I have used Ubuntu on and off since 9.something and have downloaded Gimpshop because as a designer very much in the windows / mac world I just cant get on with GIMP without having my hand held a bit.

So I decided this is it, the time has come to move from Windows to Ubuntu with version 13.04, I weaned myself off Dreamweaver, and reassured myself that GIMP can do everything a web designer really needs in a graphics program.

Imagine my dismay when I install GIMP and cannot for the life of me find Gimpshop ANYWHERE all I find are links to pages which no longer exist, one version which wouldn't install, source code with more complicated instructions than a meccano time-machine and a million windows and mac versions of the software.

Have I missed something? Can anyone point me in the direction of a download of Gimpshop for a humble user of Ubuntu 13.04 64Bit?

Please help me before the windows itch pulls me back for one last photoshop hit.

----------


## SeijiSensei

I'm pretty sure gimpshop is a dead-end.  You might try GIMP 2.8 and experiment with the single-window feature that was designed to appeal to Photoshop users.

----------


## ibjsb4

It may still be alive.  The question is, does it work  :Smile:  and on what version.

http://sourceforge.net/projects/gimpshop.mirror/

----------


## Derelinquat fenestras

If the link in the previous post did not work you may also try:

http://linux.softpedia.com/progDownl...oad-16259.html

I was able to get it installed from this download, but what you have to do is go into whatever folder your system downloads to, right click on the .deb file, go to permissions and click the box that says allow file to be executed as a program, then close and click on the file.  The software center will then install it.  It gave me a warning that the file was of poor quality, but I clicked ignore/install anyway (do so at your own peril, i guess).  Once it's installed, you have to open a terminal and just type "gimp" and it will open the installation menu.  follow instructions and there you have GimpShop.  I've never used, but you peaked my interest so I'll try it.  Honestly though, standard GIMP seems far superior, interface-wise anyway.  If there's any thing you are stuck on there are many video tutorials on youtube (FYI)...
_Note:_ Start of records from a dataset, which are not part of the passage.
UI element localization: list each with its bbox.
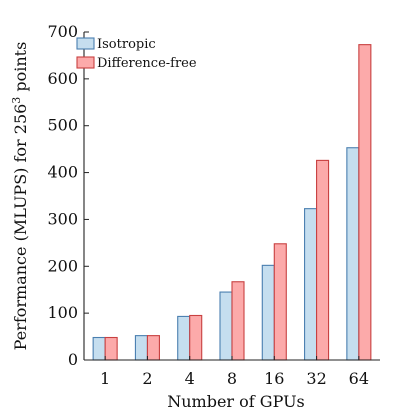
y-tick-label: 700: [47, 22, 78, 41]
x-tick-label: 16: [264, 369, 284, 388]
x-tick-label: 64: [349, 369, 369, 388]
y-tick-label: 500: [47, 116, 78, 135]
legend-label-difference-free: Difference-free: [97, 56, 197, 71]
bar-difference-free-32: [316, 159, 330, 361]
bar-difference-free-2: [146, 335, 160, 361]
bar-isotropic-16: [261, 264, 275, 361]
bar-difference-free-64: [358, 44, 372, 361]
bar-isotropic-64: [346, 147, 360, 361]
y-ticks: 0 100 200 300 400 500 600 700: [47, 22, 89, 369]
y-tick-label: 200: [47, 256, 78, 275]
y-tick-label: 300: [47, 209, 78, 228]
x-tick-label: 8: [227, 369, 237, 388]
x-ticks: 1 2 4 8 16 32 64: [100, 356, 369, 388]
x-tick-label: 4: [185, 369, 195, 388]
y-axis-title-main: Performance (MLUPS) for 256: [11, 104, 30, 351]
x-tick-label: 32: [306, 369, 326, 388]
legend-swatch-isotropic: [76, 37, 95, 50]
bar-isotropic-4: [177, 315, 191, 361]
y-tick-label: 400: [47, 163, 78, 182]
y-tick-label: 0: [68, 350, 78, 369]
bar-isotropic-1: [92, 336, 106, 361]
bar-difference-free-16: [273, 243, 287, 361]
y-tick-label: 600: [47, 69, 78, 88]
y-axis-title-sup: 3: [10, 97, 23, 104]
bars-group: [92, 44, 372, 361]
bar-isotropic-32: [304, 208, 318, 361]
y-axis-title: Performance (MLUPS) for 2563 points: [10, 42, 30, 351]
x-axis-title: Number of GPUs: [167, 392, 305, 411]
bar-difference-free-8: [231, 281, 245, 361]
bar-difference-free-1: [104, 336, 118, 361]
bar-isotropic-2: [134, 335, 148, 361]
x-tick-label: 1: [100, 369, 110, 388]
y-axis-title-suffix: points: [11, 42, 30, 97]
legend-swatch-difference-free: [76, 56, 95, 69]
legend: Isotropic Difference-free: [76, 37, 197, 71]
y-tick-label: 100: [47, 303, 78, 322]
bar-difference-free-4: [189, 314, 203, 361]
bar-isotropic-8: [219, 291, 233, 361]
x-tick-label: 2: [142, 369, 152, 388]
legend-label-isotropic: Isotropic: [97, 37, 156, 52]
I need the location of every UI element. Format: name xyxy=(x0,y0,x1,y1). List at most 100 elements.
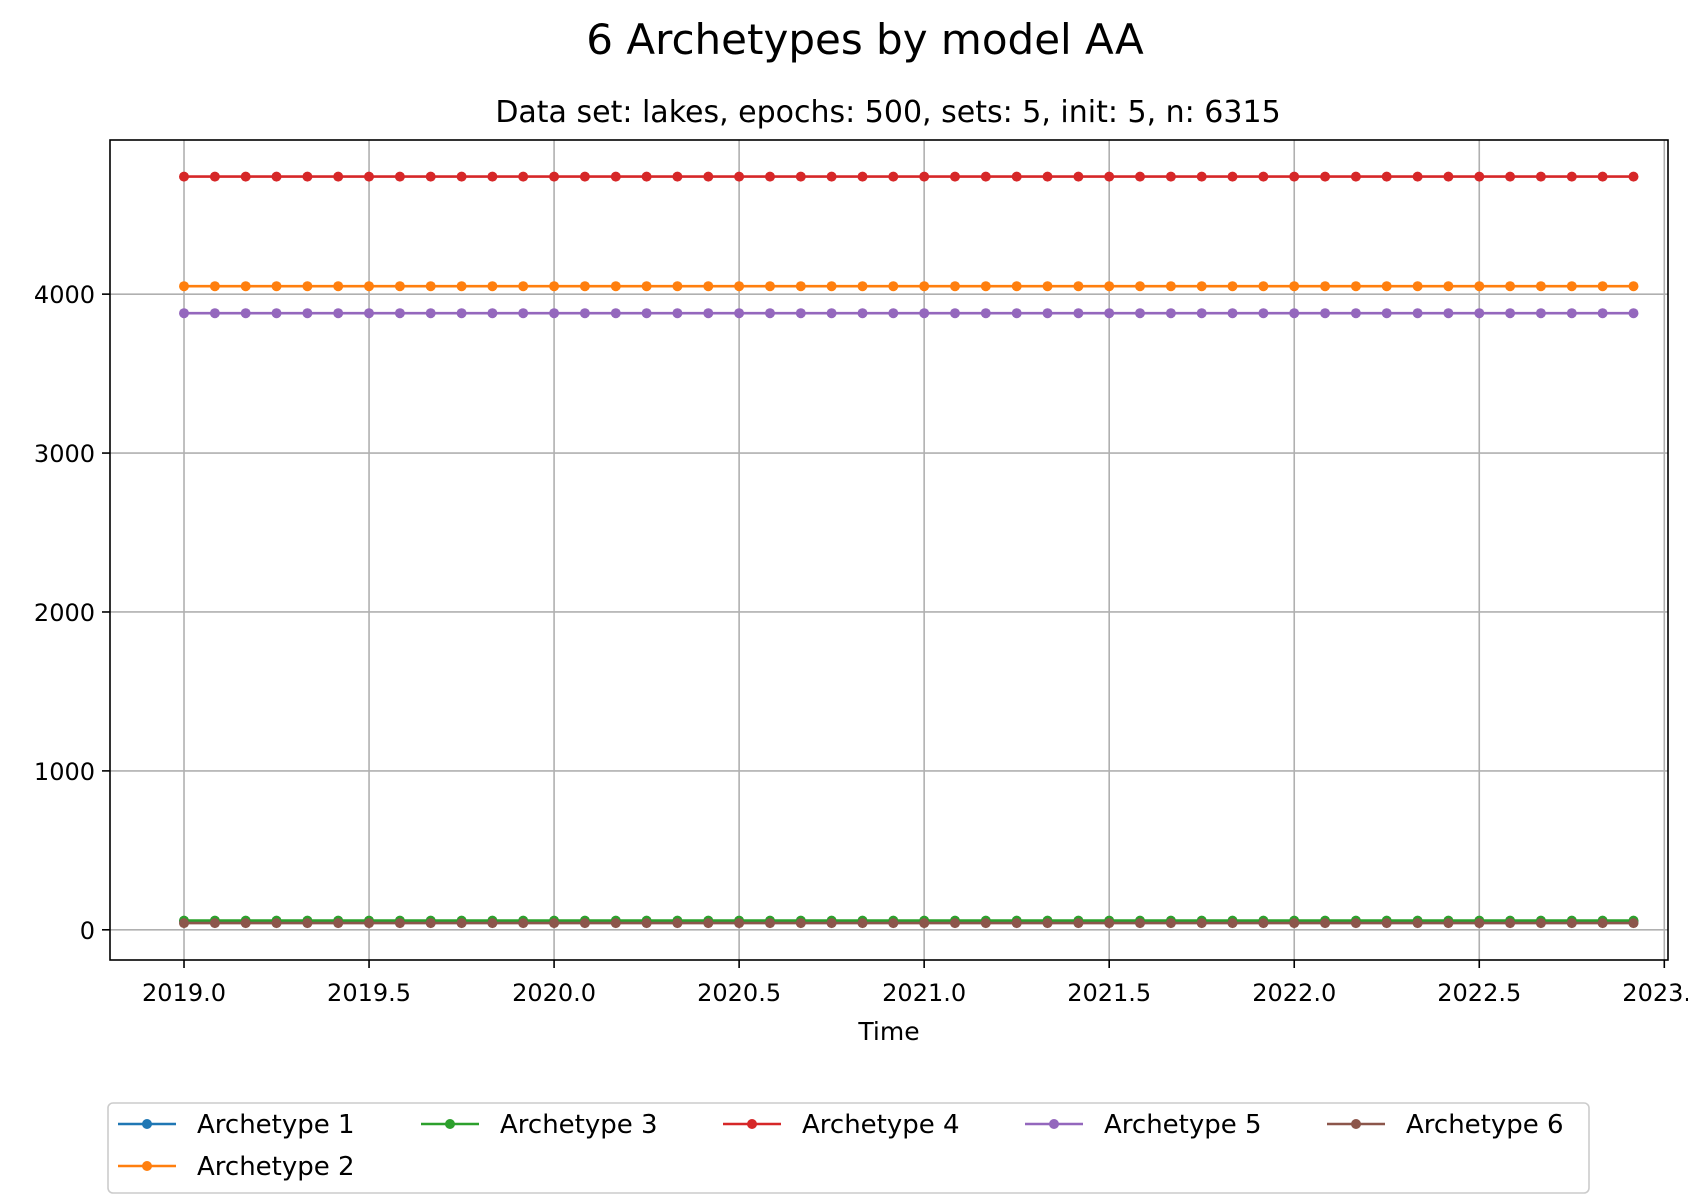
data-point xyxy=(425,281,436,292)
series-archetype-6 xyxy=(179,918,1639,929)
data-point xyxy=(1628,918,1639,929)
data-point xyxy=(1135,918,1145,929)
legend: Archetype 1 Archetype 2 Archetype 3 Archety… xyxy=(107,1102,1590,1194)
data-point xyxy=(795,308,806,319)
data-point xyxy=(425,308,436,319)
data-point xyxy=(394,281,405,292)
y-tick-label: 3000 xyxy=(34,440,95,468)
data-point xyxy=(394,918,405,929)
data-point xyxy=(919,918,930,929)
data-point xyxy=(1196,308,1207,319)
data-point xyxy=(1258,918,1269,929)
data-point xyxy=(579,308,590,319)
data-point xyxy=(333,281,344,292)
data-point xyxy=(518,918,529,929)
data-point xyxy=(1073,308,1084,319)
legend-marker xyxy=(142,1161,152,1171)
data-point xyxy=(919,281,930,292)
data-point xyxy=(1535,918,1546,929)
data-point xyxy=(1350,171,1361,182)
data-point xyxy=(1597,308,1608,319)
data-point xyxy=(1165,171,1176,182)
data-point xyxy=(857,918,868,929)
data-point xyxy=(888,281,899,292)
data-point xyxy=(1535,308,1546,319)
data-point xyxy=(1165,308,1176,319)
data-point xyxy=(1011,171,1022,182)
data-point xyxy=(641,171,652,182)
x-tick-label: 2019.0 xyxy=(142,979,226,1007)
data-point xyxy=(1011,918,1022,929)
data-point xyxy=(1258,281,1269,292)
data-point xyxy=(826,308,837,319)
data-point xyxy=(610,171,621,182)
data-point xyxy=(765,171,775,182)
y-axis: 0 1000 2000 3000 4000 xyxy=(34,281,110,945)
data-point xyxy=(980,308,991,319)
data-point xyxy=(209,918,220,929)
data-point xyxy=(209,171,220,182)
x-axis-label: Time xyxy=(857,1017,919,1046)
data-point xyxy=(1474,171,1485,182)
data-point xyxy=(1320,918,1331,929)
legend-item-archetype-2: Archetype 2 xyxy=(118,1152,355,1182)
data-point xyxy=(1042,308,1053,319)
data-point xyxy=(1073,918,1084,929)
data-point xyxy=(549,308,560,319)
data-point xyxy=(1535,171,1546,182)
data-point xyxy=(888,918,899,929)
data-point xyxy=(703,171,714,182)
data-point xyxy=(1289,281,1300,292)
data-point xyxy=(302,918,313,929)
data-point xyxy=(1196,281,1207,292)
data-point xyxy=(857,171,868,182)
x-tick-label: 2020.0 xyxy=(512,979,596,1007)
data-point xyxy=(1381,918,1392,929)
data-point xyxy=(950,918,960,929)
data-point xyxy=(795,281,806,292)
data-point xyxy=(209,308,220,319)
data-point xyxy=(1474,281,1485,292)
legend-marker xyxy=(142,1119,152,1129)
data-point xyxy=(179,918,189,929)
data-point xyxy=(1289,308,1300,319)
data-point xyxy=(240,308,251,319)
legend-marker xyxy=(445,1119,455,1129)
data-point xyxy=(271,918,282,929)
data-point xyxy=(1289,918,1300,929)
data-point xyxy=(179,281,189,292)
data-point xyxy=(271,171,282,182)
data-point xyxy=(1566,308,1577,319)
data-point xyxy=(857,281,868,292)
data-point xyxy=(1628,308,1639,319)
x-tick-label: 2023.0 xyxy=(1622,979,1688,1007)
data-point xyxy=(579,918,590,929)
data-point xyxy=(641,918,652,929)
data-point xyxy=(765,918,775,929)
data-point xyxy=(364,281,374,292)
x-tick-label: 2020.5 xyxy=(697,979,781,1007)
data-point xyxy=(1073,281,1084,292)
chart-title: 6 Archetypes by model AA xyxy=(586,15,1144,64)
data-point xyxy=(795,171,806,182)
data-point xyxy=(302,281,313,292)
x-axis: 2019.0 2019.5 2020.0 2020.5 2021.0 2021.5 2022… xyxy=(142,960,1688,1007)
data-point xyxy=(1165,281,1176,292)
data-point xyxy=(518,281,529,292)
data-point xyxy=(610,281,621,292)
data-point xyxy=(1474,308,1485,319)
data-point xyxy=(734,308,745,319)
data-point xyxy=(456,308,467,319)
y-tick-label: 4000 xyxy=(34,281,95,309)
legend-frame xyxy=(107,1102,1590,1194)
data-point xyxy=(950,171,960,182)
data-point xyxy=(1412,308,1423,319)
x-tick-label: 2021.0 xyxy=(882,979,966,1007)
data-point xyxy=(765,308,775,319)
data-point xyxy=(1320,308,1331,319)
data-point xyxy=(980,918,991,929)
data-point xyxy=(672,918,683,929)
data-point xyxy=(1443,308,1454,319)
chart-subtitle: Data set: lakes, epochs: 500, sets: 5, i… xyxy=(495,95,1280,130)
Softpedia has a lot of good software for Ubuntu.  I highly recommend checking it out for any newer users.  You can usually download them as .deb or .tar.bz2.  The .deb files just need to be clicked on and wait and the software center does the rest, and the .tar.bz2 are dealt with with dpkg in the terminal.

----------


## Glynnux

Oops, ignore this post. The next post points out my error. I saw the quest for Gimpshop and presumed the Gimp version was not the most recent one in the Repo.
Once again..due to not reading the whole thread.. My error.

----------


## robert shearer

Whoah there...!,  The op is using 13.04 and Gimp 2.8.4 is the normal version from software centre for this release.
You *do not need a ppa for 13.04* and all the plugins are in software centre as well.

The ppa is for older versions that don't yet have Gimp2.8.4 in their repos but check first on those distros to see if the repo has any updates *before* adding a ppa.

----------


## Glynnux

My goof Robert, I've been asleep a long time. Edited.

----------